Son limogeage est survenu après une crise ouverte entre lui et les autorités militaires. Lors d'un discours à l'occasion du premier anniversaire de la reprise de Kidal, Maïga a critiqué la gestion de la transition et a dénoncé le report unilatéral des élections. Ses déclarations ont été interprétées comme une remise en question de l'autorité de la junte, ce qui a conduit à sa destitution.
La réaction au limogeage du ci-devant Premier ministre a été mitigée. Certains l'ont vu comme une tentative de la junte de réduire les tensions internes, tandis que d'autres ont exprimé des inquiétudes quant à la consolidation du pouvoir militaire. Les partisans de Maïga ont dénoncé son limogeage comme une trahison et une atteinte à la démocratie, tandis que les soutiens de la junte ont salué la décision comme nécessaire pour maintenir l'ordre.
D'après plusieurs observateurs, Choguel Maïga a bénéficié d'un soutien populaire en raison de son discours nationaliste et de sa critique des puissances occidentales. Cependant, son limogeage pourrait le transformer en martyr politique, renforçant son image auprès de ses partisans. Abdoulaye Maïga, bien qu'ayant une base de soutien parmi les militaires, devra s’imposer dans un environnement politique complexe et potentiellement hostile.
Styles de leadership
Le chef du Mouvement patriotique pour le renouveau a adopté un style de leadership plus civil et inclusif, cherchant à établir un dialogue avec les différentes factions politiques. Cependant, son approche a été critiquée pour son manque de fermeté face aux défis sécuritaires et politiques.
En revanche, Abdoulaye Maïga est dépeint comme un leader plus autoritaire, aligné sur les intérêts militaires et moins enclin à la négociation.
La vision politique de Choguel Maïga était axée sur la restauration de la démocratie et la préparation des élections. Il a plaidé pour une transition transparente et inclusive, mais ses critiques à l'égard de la junte ont finalement conduit à son éviction. Abdoulaye Maïga, quant à lui, semble privilégier une approche plus militarisée, mettant l'accent sur la sécurité et la stabilité, au détriment des processus démocratiques.

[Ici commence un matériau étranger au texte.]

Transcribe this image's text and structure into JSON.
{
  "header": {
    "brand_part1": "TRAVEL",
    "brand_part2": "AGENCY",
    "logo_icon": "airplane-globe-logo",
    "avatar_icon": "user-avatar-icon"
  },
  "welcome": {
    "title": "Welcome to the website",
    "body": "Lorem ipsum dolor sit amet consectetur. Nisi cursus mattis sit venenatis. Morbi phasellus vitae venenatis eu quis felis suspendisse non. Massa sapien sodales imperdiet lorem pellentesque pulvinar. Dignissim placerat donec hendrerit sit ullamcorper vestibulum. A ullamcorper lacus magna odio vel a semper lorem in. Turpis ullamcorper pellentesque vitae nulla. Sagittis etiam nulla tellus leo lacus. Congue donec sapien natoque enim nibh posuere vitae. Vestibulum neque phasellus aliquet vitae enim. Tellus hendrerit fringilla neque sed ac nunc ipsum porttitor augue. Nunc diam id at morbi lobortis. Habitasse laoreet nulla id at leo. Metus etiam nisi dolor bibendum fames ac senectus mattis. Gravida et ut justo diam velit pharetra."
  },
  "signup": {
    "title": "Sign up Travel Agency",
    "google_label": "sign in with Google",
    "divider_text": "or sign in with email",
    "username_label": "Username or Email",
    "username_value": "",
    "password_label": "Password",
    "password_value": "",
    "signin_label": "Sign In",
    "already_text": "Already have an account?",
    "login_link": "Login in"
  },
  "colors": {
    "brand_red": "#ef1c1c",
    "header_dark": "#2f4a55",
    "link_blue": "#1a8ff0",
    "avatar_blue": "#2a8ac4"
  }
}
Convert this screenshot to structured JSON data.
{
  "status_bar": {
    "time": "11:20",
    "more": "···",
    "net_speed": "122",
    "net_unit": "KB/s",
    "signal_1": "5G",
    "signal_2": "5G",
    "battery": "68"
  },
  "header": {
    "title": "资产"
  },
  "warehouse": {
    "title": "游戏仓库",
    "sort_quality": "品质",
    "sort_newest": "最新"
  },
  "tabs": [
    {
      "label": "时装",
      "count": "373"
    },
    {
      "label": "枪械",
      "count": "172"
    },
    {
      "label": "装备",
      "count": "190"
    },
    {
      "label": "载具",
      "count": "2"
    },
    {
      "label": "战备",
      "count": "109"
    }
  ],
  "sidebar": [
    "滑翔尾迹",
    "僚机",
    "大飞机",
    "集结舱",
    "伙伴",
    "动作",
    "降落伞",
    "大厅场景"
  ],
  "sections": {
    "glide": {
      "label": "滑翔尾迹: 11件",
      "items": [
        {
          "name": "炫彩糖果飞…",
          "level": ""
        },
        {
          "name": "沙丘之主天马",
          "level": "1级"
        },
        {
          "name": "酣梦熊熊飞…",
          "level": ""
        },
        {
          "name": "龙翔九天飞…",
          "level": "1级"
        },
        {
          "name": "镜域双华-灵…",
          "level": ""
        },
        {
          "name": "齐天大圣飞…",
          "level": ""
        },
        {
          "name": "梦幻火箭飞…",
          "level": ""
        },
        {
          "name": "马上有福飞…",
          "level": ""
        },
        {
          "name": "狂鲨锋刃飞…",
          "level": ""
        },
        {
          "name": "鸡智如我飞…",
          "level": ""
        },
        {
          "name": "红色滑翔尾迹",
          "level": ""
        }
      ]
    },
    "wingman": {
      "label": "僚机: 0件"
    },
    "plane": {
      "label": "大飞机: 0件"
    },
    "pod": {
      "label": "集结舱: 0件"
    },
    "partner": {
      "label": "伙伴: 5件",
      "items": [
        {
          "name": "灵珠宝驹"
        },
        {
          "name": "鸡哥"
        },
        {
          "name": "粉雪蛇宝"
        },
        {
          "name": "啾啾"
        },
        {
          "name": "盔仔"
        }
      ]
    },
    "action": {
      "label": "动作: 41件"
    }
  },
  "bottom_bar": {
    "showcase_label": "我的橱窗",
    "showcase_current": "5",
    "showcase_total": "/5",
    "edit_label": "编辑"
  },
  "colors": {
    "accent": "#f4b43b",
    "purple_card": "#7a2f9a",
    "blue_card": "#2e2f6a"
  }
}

La nomination d'Abdoulaye Maïga et le limogeage de Choguel Maïga ouvrent une période d'incertitude politique au Mali. Les tensions entre les militaires et les civils pourraient s'intensifier, et la question de la transition démocratique rester en suspens. Les experts s'accordent à dire que la cohabitation entre les deux camps est désormais compromise, ce qui pourrait entraîner une paralysie gouvernementale.
Choguel Maïga, en tant qu'ancien Premier ministre, pourrait faire face à des poursuites judiciaires ou à des mesures de répression de la part de la junte. Les militaires au pouvoir pourraient choisir de le faire taire pour éviter toute contestation, mais cela risquerait de renforcer son image de défenseur de la démocratie. Les observateurs craignent que la situation ne dégénère en violence, si les tensions persistent.

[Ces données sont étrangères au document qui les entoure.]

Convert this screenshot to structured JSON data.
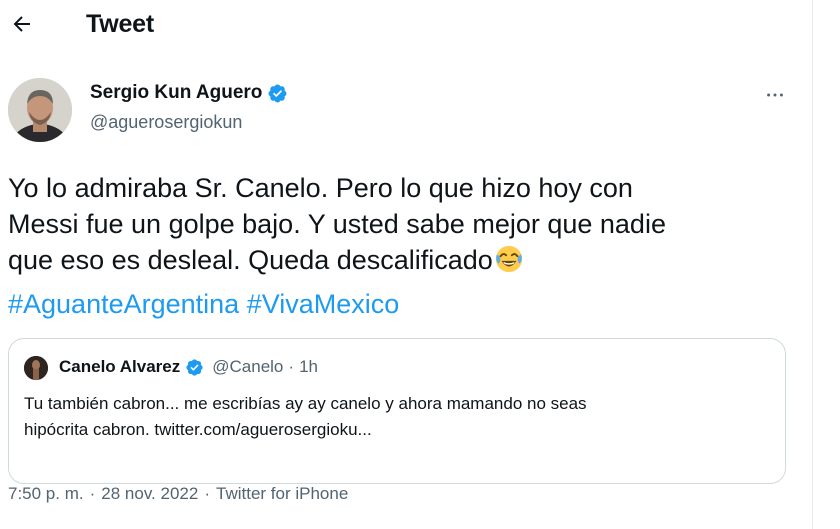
{
  "header": {
    "title": "Tweet"
  },
  "author": {
    "name": "Sergio Kun Aguero",
    "handle": "@aguerosergiokun"
  },
  "tweet": {
    "lines": [
      "Yo lo admiraba Sr. Canelo. Pero lo que hizo hoy con",
      "Messi fue un golpe bajo. Y usted sabe mejor que nadie",
      "que eso es desleal. Queda descalificado"
    ],
    "hashtags": [
      "#AguanteArgentina",
      "#VivaMexico"
    ]
  },
  "quoted": {
    "name": "Canelo Alvarez",
    "handle": "@Canelo",
    "separator": "·",
    "time": "1h",
    "text_lines": [
      "Tu también cabron... me escribías ay ay canelo y ahora mamando no seas",
      "hipócrita cabron. twitter.com/aguerosergioku..."
    ]
  },
  "meta": {
    "time": "7:50 p. m.",
    "date": "28 nov. 2022",
    "source": "Twitter for iPhone",
    "separator": "·"
  },
  "icons": {
    "back": "back-arrow-icon",
    "verified": "verified-badge-icon",
    "more": "more-options-icon",
    "emoji": "tears-of-joy-emoji"
  },
  "colors": {
    "link": "#1d9bf0",
    "secondary_text": "#536471",
    "primary_text": "#0f1419",
    "border": "#cfd9de"
  }
}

La nomination d'Abdoulaye Maïga et le limogeage de Choguel Maïga marquent un tournant décisif dans la politique malienne. Alors que le pays continue de faire face à des défis majeurs, la dynamique entre les militaires et les civils sera cruciale pour l'avenir de la transition. Les Maliens espèrent un retour à la stabilité et à la démocratie, mais les incertitudes politiques et les tensions internes pourraient compliquer cette quête. La situation au Mali reste à suivre de près, car elle pourrait avoir des répercussions sur l'ensemble de la région ouest-africaine.